En realidad era tres.
Tres niñas se encontraron en el armario de mamá, así de grande era, y ninguna era Catherine por supuesto. Catherine aún seguía en su ataúd de caoba. Las tres niñas habían sido reportadas como desaparecidas por sus familiares semanas atrás. Una de tres años, la otra de cinco y la mayor de seis. La que cayó sobre mí.
Según los médicos forenses, las niñas no habían muerto de inmediato. Habían sido mantenidas en estado «de sueño» a puro cloroformo, y claro, no se puede esperar dormir a unas niñas una y otra y otra vez con pañuelos empapados de cloroformo y no esperar que en algún punto el cuerpo colapse. Esas pobres pequeñas nunca pudieron siquiera ver el sol una última vez.

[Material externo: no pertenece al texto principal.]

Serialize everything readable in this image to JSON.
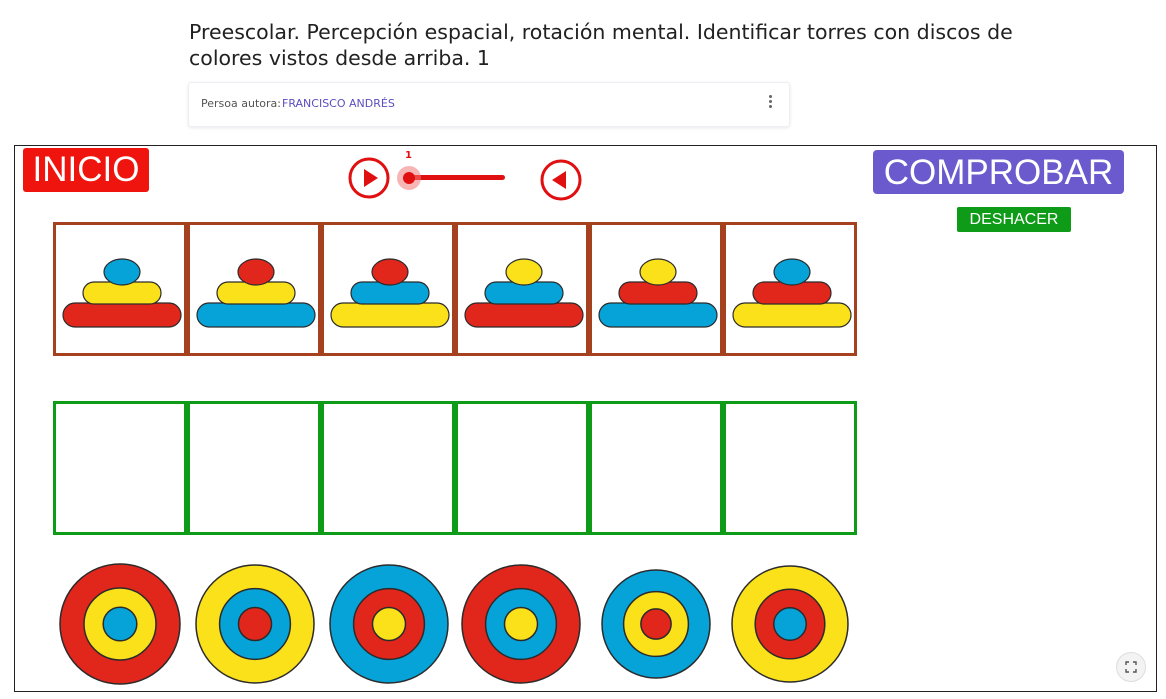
{
  "page": {
    "title": "Preescolar. Percepción espacial, rotación mental. Identificar torres con discos de colores vistos desde arriba. 1",
    "author_label": "Persoa autora:",
    "author_name": "FRANCISCO ANDRÉS"
  },
  "toolbar": {
    "start_label": "INICIO",
    "check_label": "COMPROBAR",
    "undo_label": "DESHACER",
    "slider_value": "1",
    "slider_level": 0
  },
  "colors": {
    "red": "#e1261c",
    "yellow": "#fbe11a",
    "blue": "#06a3d8",
    "tower_border": "#a5411e",
    "drop_border": "#0e9b18",
    "start_button": "#f0140f",
    "check_button": "#6a5acd",
    "undo_button": "#0e9b18"
  },
  "towers": [
    {
      "top": "blue",
      "middle": "yellow",
      "bottom": "red"
    },
    {
      "top": "red",
      "middle": "yellow",
      "bottom": "blue"
    },
    {
      "top": "red",
      "middle": "blue",
      "bottom": "yellow"
    },
    {
      "top": "yellow",
      "middle": "blue",
      "bottom": "red"
    },
    {
      "top": "yellow",
      "middle": "red",
      "bottom": "blue"
    },
    {
      "top": "blue",
      "middle": "red",
      "bottom": "yellow"
    }
  ],
  "top_views": [
    {
      "outer": "red",
      "middle": "yellow",
      "inner": "blue"
    },
    {
      "outer": "yellow",
      "middle": "blue",
      "inner": "red"
    },
    {
      "outer": "blue",
      "middle": "red",
      "inner": "yellow"
    },
    {
      "outer": "red",
      "middle": "blue",
      "inner": "yellow"
    },
    {
      "outer": "blue",
      "middle": "yellow",
      "inner": "red"
    },
    {
      "outer": "yellow",
      "middle": "red",
      "inner": "blue"
    }
  ],
  "icons": {
    "kebab": "more-vert-icon",
    "next": "play-circle-icon",
    "prev": "back-circle-icon",
    "fullscreen": "fullscreen-icon"
  }
}
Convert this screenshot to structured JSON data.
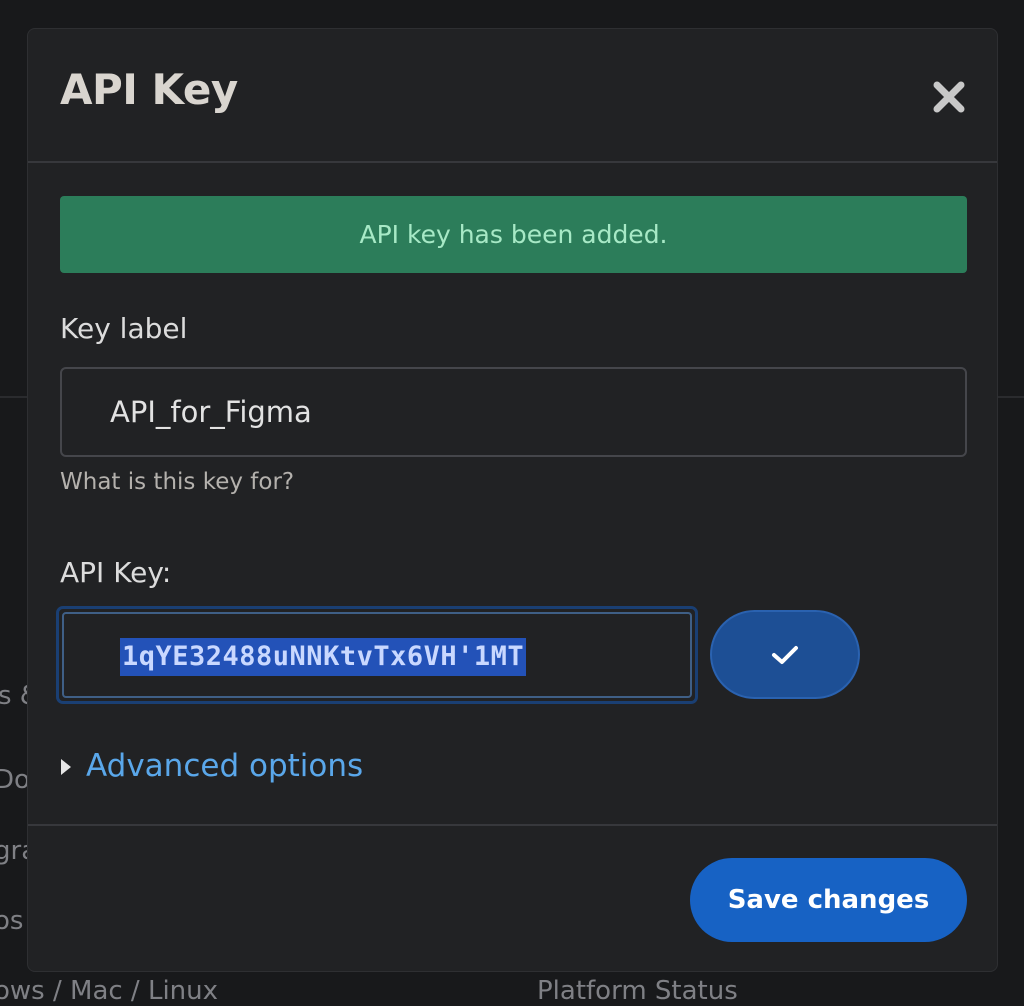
{
  "background": {
    "left_fragments": [
      "s &",
      "Doc",
      "gra",
      "os"
    ],
    "bottom_left": "ows / Mac / Linux",
    "bottom_center": "Platform Status"
  },
  "modal": {
    "title": "API Key",
    "close_icon": "close-icon",
    "alert": {
      "text": "API key has been added.",
      "color": "#2c7d5a"
    },
    "key_label": {
      "label": "Key label",
      "value": "API_for_Figma",
      "help": "What is this key for?"
    },
    "api_key": {
      "label": "API Key:",
      "value": "1qYE32488uNNKtvTx6VH'1MT",
      "confirm_icon": "check-icon"
    },
    "advanced_options": {
      "label": "Advanced options",
      "icon": "triangle-right-icon"
    },
    "footer": {
      "save_label": "Save changes"
    }
  },
  "colors": {
    "accent": "#1762c4",
    "link": "#5aa7ea",
    "success_bg": "#2c7d5a",
    "success_text": "#a7e9c6"
  }
}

Finalmente nos mudamos, todo era demasiado horrible y retorcido para ser verdad. Un primo lejano de papá nos recibió, no tenía mucho dinero, pero su casa era cálida. Algo que yo había anhelado toda mi vida.
Nuestra vieja casa se quemó, o bueno, la incendiaron, nadie quería pasar por ahí y saber todo lo que «La vieja bruja» había hecho. Creo que las muñecas ardieron también, las dejamos ahí sentadas y esperando. Espero que Karen haya ardido primero. Esa perra.
«Hey, deberías escribir un libro acerca de lo que pasó»
Un libro. No me interesa en lo más mínimo escribir un libro y venderlo.
La única razón por la que he escrito todo esto es porque dicen que la escritura es sanadora. Y es cierto. No espero que mis pesadillas se vayan completamente. Sólo espero que ya no se sientan tan real como antes.
Aún lloro en las noches más oscuras, cuando los recuerdos de Catherine y su vestido púrpura y mi madre sonriendo y haciendo chocolate son más claros y puros.
Mi madre enloqueció y ninguno de sus cinco hijos no pudo tratarla a tiempo o preocuparse mucho más como para notar lo que le pasaba. Una hija lo hubiera hecho, las niñas se preocupan más por sus padres, por ver que estén bien, ellas ven más allá de las necesidades físicas de los demás, mi madre no sólo necesitaba comer y dormir, ella necesitaba cuidar y dar cariño, y ese cariño por alguna razón enfermiza siempre estuvo apartado para una hija. Una hija, eso hubiera evitado todo ese horror. Pero lo diré una tercera y última vez. La vida puede ser muy pero muy injusta, ¿no lo creen?